Tribu
Sous la plume de Carine, fille de Serge, la saga des Reggiani ressemble furieusement à une « comédie à italienne », à un film de Dino Risi qui pourrait s'intituler "Amours, drames et parmesan". Car, quand Carine Reggiani se ballade sur le chemin de ses souvenirs, de son enfance à aujourd'hui, ce n'est pas seulement sa propre vie qu'elle revisite, c'est aussi dans l'histoire de toute sa tribu qu'elle replonge.
Autant dire dans une alternance de bonheurs et de malheurs, de joies et de peines. On rit, on pleure. On rit quand Ferrucho Reggiani, antifasciste italien installé barbier dans le faubourg Saint-Denis, essaie de se faire passer pour un ancien champion automobile auprès de sa clientèle parisienne.

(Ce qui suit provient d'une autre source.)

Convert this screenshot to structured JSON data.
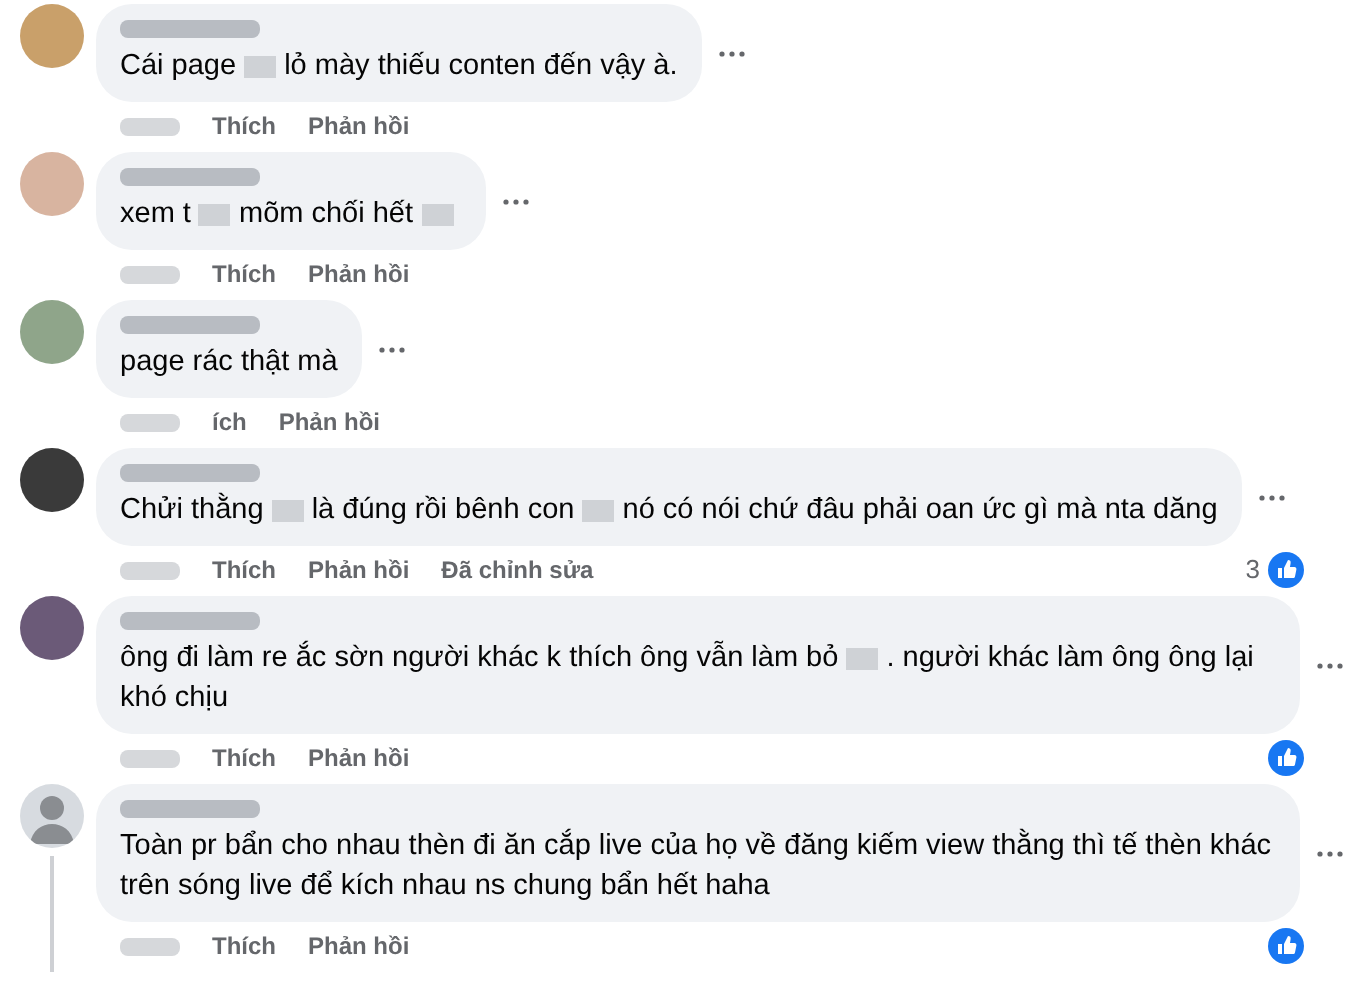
{
  "comments": [
    {
      "avatar": {
        "kind": "photo"
      },
      "thread_line": false,
      "body": [
        {
          "kind": "text",
          "text": "Cái page"
        },
        {
          "kind": "redacted"
        },
        {
          "kind": "text",
          "text": "lỏ mày thiếu conten đến vậy à."
        }
      ],
      "actions": [
        "Thích",
        "Phản hồi"
      ],
      "reaction_icon": false
    },
    {
      "avatar": {
        "kind": "photo"
      },
      "thread_line": false,
      "body": [
        {
          "kind": "text",
          "text": "xem t"
        },
        {
          "kind": "redacted"
        },
        {
          "kind": "text",
          "text": "mõm chối hết"
        },
        {
          "kind": "redacted"
        }
      ],
      "actions": [
        "Thích",
        "Phản hồi"
      ],
      "reaction_icon": false
    },
    {
      "avatar": {
        "kind": "photo"
      },
      "thread_line": false,
      "body": [
        {
          "kind": "text",
          "text": "page rác thật mà"
        }
      ],
      "actions": [
        "ích",
        "Phản hồi"
      ],
      "reaction_icon": false
    },
    {
      "avatar": {
        "kind": "photo"
      },
      "thread_line": false,
      "body": [
        {
          "kind": "text",
          "text": "Chửi thằng"
        },
        {
          "kind": "redacted"
        },
        {
          "kind": "text",
          "text": "là đúng rồi bênh con"
        },
        {
          "kind": "redacted"
        },
        {
          "kind": "text",
          "text": "nó có nói chứ đâu phải oan ức gì mà nta dăng"
        }
      ],
      "actions": [
        "Thích",
        "Phản hồi"
      ],
      "edited_label": "Đã chỉnh sửa",
      "reaction_icon": true,
      "reaction_count": "3"
    },
    {
      "avatar": {
        "kind": "photo"
      },
      "thread_line": false,
      "body": [
        {
          "kind": "text",
          "text": "ông đi làm re ắc sờn người khác k thích ông vẫn làm bỏ"
        },
        {
          "kind": "redacted"
        },
        {
          "kind": "text",
          "text": ". người khác làm ông ông lại khó chịu"
        }
      ],
      "actions": [
        "Thích",
        "Phản hồi"
      ],
      "reaction_icon": true
    },
    {
      "avatar": {
        "kind": "default"
      },
      "thread_line": true,
      "body": [
        {
          "kind": "text",
          "text": "Toàn pr bẩn cho nhau thèn đi ăn cắp live của họ về đăng kiếm view thằng thì tế thèn khác trên sóng live để kích nhau ns chung bẩn hết haha"
        }
      ],
      "actions": [
        "Thích",
        "Phản hồi"
      ],
      "reaction_icon": true
    }
  ]
}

On se gausse quand le fils de Ferrucho, Serge, alors comédien débutant, dégonfle les pneus du vélo d'une fille pour la draguer : malgré cette mauvaise blague, elle va l'épouser et devenir la mère de Carine ! On pleure de rire quand, dans la rue, désormais connu et célèbre, le même Serge Reggiani se fait passer pour son frère Paul… un frère qui n'existe pas.
On pleure doucement avec Carine quand le chagrin la brise : elle n'a pas dix ans, ses parents viennent de se séparer… On est vraiment secoué quand son frère aîné, Stephan, se suicide et quand leur père, Serge, inconsolable, se noie dans l'alcool. On enrage quand Yves Montand, à la sortie de Bobino, gifle Simone Signoret parce qu'elle a trouvé le tour de chant de Serge Reggiani « formidable ». Mais c'est une larme de joie qu'on essuie quand le père et la fille, Serge et Karine Reggiani, partent en tournée main dans la main pour chanter ensemble sur les scènes du monde… Comediente ! Tragediente ! On rit et on pleure beaucoup en lisant La Tribu .
On vit toujours comme ça chez les saltimbanques ? En tout cas, c'est ainsi qu'on vit chez les Reggiani.